QED

Do Not Resist Us!

Without impartial justice, the UK puts at risk a foundation of any free society. Indeed, official policy has already removed the chocks and encouraged that descent to gather pace. Regardless of Tommy Robinson’s past, I am very worried by his imprisonment. So should we all

bobby III am very uneasy about the arrest and incarceration of Tommy Robinson. Yes, he has operated on the fringe of legality. Indeed, he carries a number of convictions which can be seized upon to paint him as a figure deserving of little sympathy, if any. On this occasion, he was in apparent breach of a probation order in relation to a previous conviction for contempt of court. Standing outside the court, he was picked up by seven police and bundledinto a paddy wagon for “breaching the peace”, a transparently ridiculous charge as is clear in the You Tube video. Before the judge, he was found guilty of breaching his probation, summarily convicted, sentenced to thirteen months imprisonment and bundled without further ado into prison.

Undoubtedly, as Janet Albrechtsen has pointed out, Robinson was guilty as charged. But here we come to the heart of our worries. The vast majority of British people still assume the law is blind and impartial. But a growing minority now sees the law as weaponised, a potent item in the Left’s arsenal with which it is waging and winning its culture war.

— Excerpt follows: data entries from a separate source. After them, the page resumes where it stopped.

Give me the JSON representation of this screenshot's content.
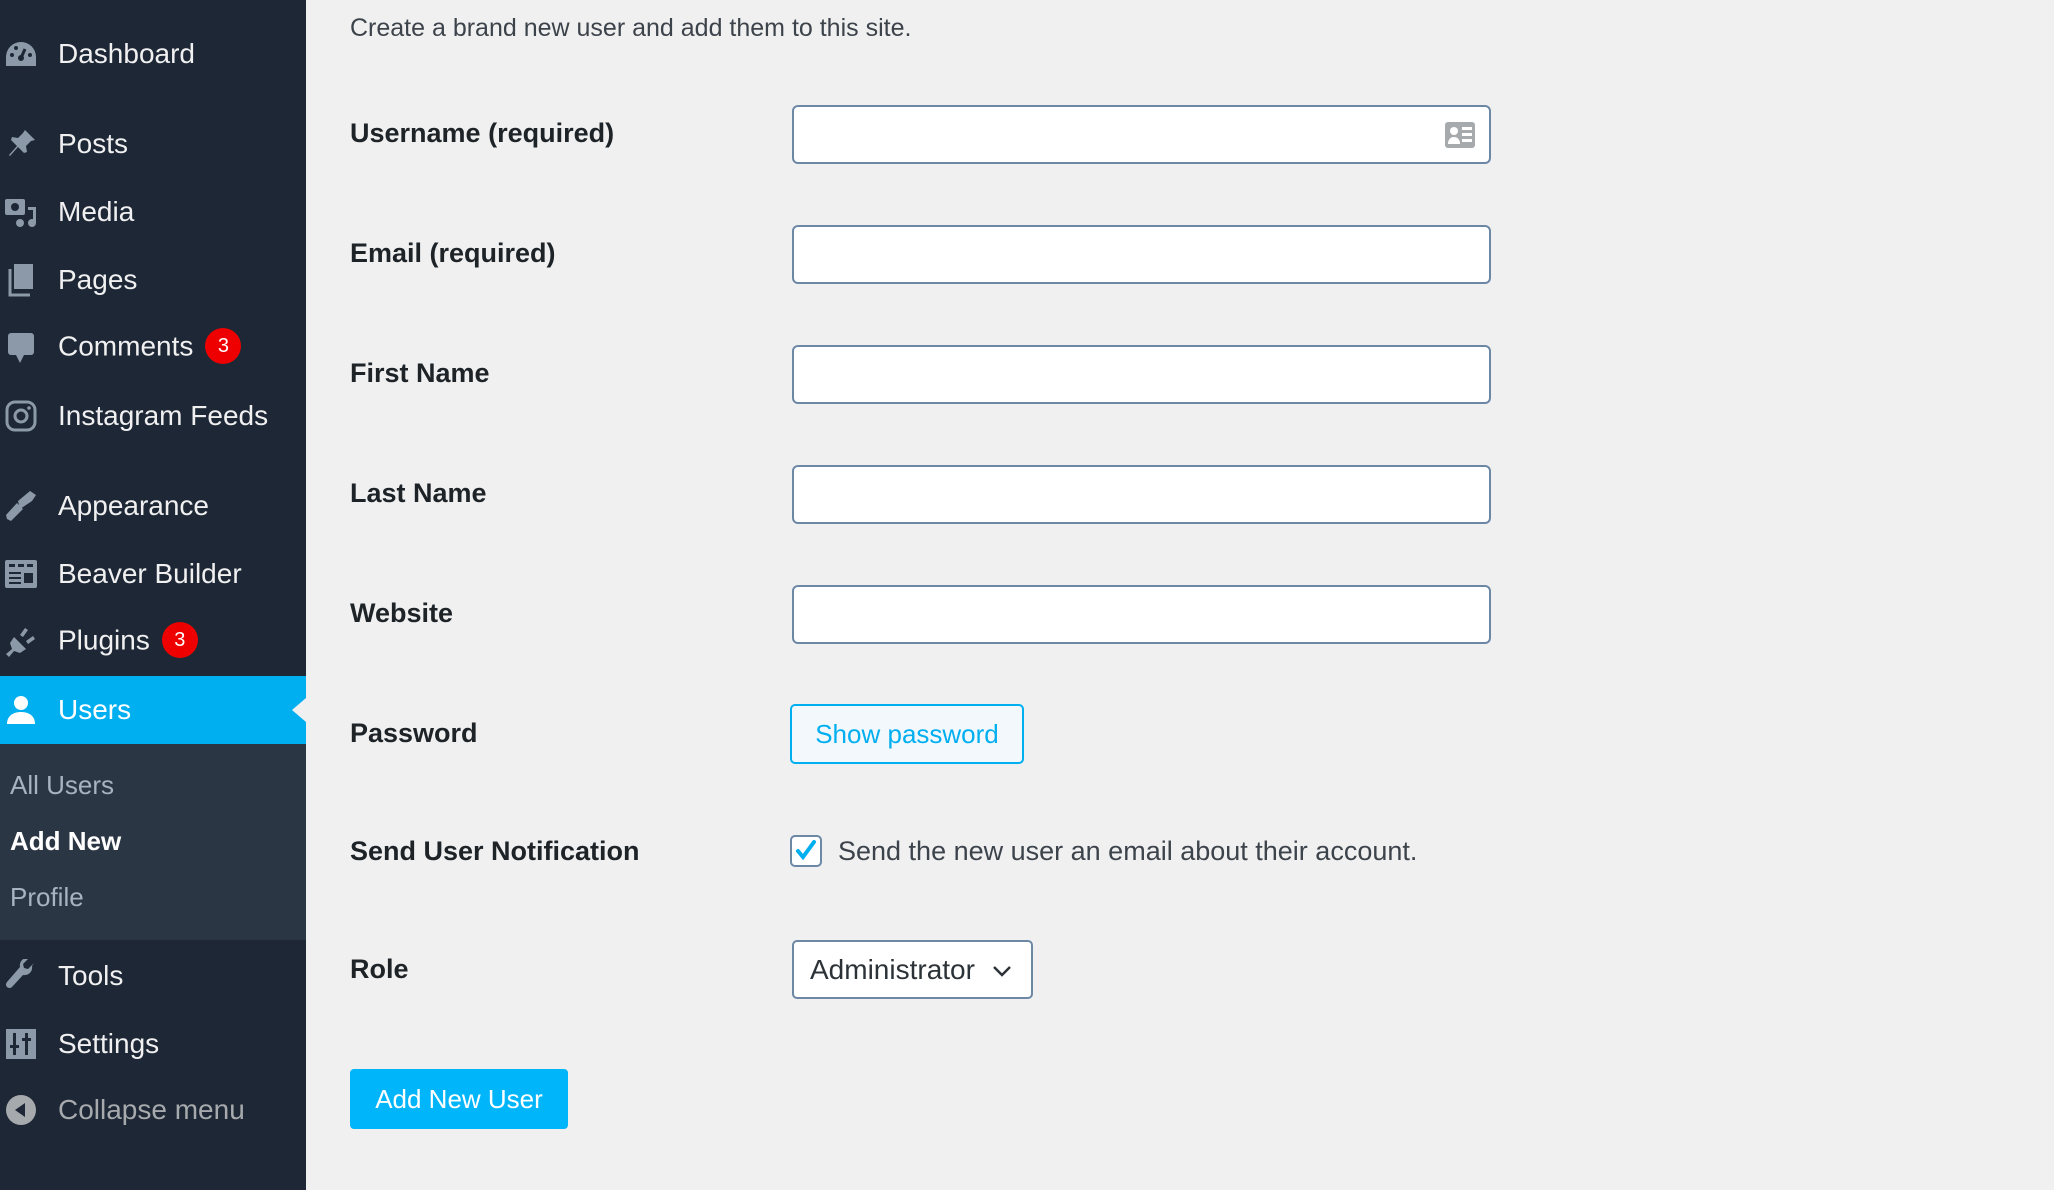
{
  "sidebar": {
    "items": [
      {
        "label": "Dashboard",
        "icon": "dashboard-icon"
      },
      {
        "label": "Posts",
        "icon": "pin-icon"
      },
      {
        "label": "Media",
        "icon": "media-icon"
      },
      {
        "label": "Pages",
        "icon": "pages-icon"
      },
      {
        "label": "Comments",
        "icon": "comment-icon",
        "badge": "3"
      },
      {
        "label": "Instagram Feeds",
        "icon": "instagram-icon"
      },
      {
        "label": "Appearance",
        "icon": "paintbrush-icon"
      },
      {
        "label": "Beaver Builder",
        "icon": "layout-icon"
      },
      {
        "label": "Plugins",
        "icon": "plug-icon",
        "badge": "3"
      },
      {
        "label": "Users",
        "icon": "user-icon",
        "active": true
      },
      {
        "label": "Tools",
        "icon": "wrench-icon"
      },
      {
        "label": "Settings",
        "icon": "sliders-icon"
      },
      {
        "label": "Collapse menu",
        "icon": "collapse-arrow-icon"
      }
    ],
    "submenu": [
      {
        "label": "All Users"
      },
      {
        "label": "Add New",
        "current": true
      },
      {
        "label": "Profile"
      }
    ]
  },
  "colors": {
    "sidebar_bg": "#1d2735",
    "accent": "#00aff0",
    "badge": "#e00000",
    "page_bg": "#f0f0f1"
  },
  "form": {
    "description": "Create a brand new user and add them to this site.",
    "fields": [
      {
        "label": "Username (required)",
        "value": ""
      },
      {
        "label": "Email (required)",
        "value": ""
      },
      {
        "label": "First Name",
        "value": ""
      },
      {
        "label": "Last Name",
        "value": ""
      },
      {
        "label": "Website",
        "value": ""
      }
    ],
    "password": {
      "label": "Password",
      "button": "Show password"
    },
    "notification": {
      "label": "Send User Notification",
      "checkbox_label": "Send the new user an email about their account.",
      "checked": true
    },
    "role": {
      "label": "Role",
      "selected": "Administrator"
    },
    "submit": "Add New User"
  }
}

The total media blackout imposed by the judge (lifted on appeal), left the sinister impression that Robinson was being “disappeared” with an efficiency any Argentine general from the bad old days might well have admired. The message could not have been more explicit: report on what the court did to Robinson and you will end up occupying an adjoining cell. Is there any other way to describe that ruling but as government-sanctioned intimidation.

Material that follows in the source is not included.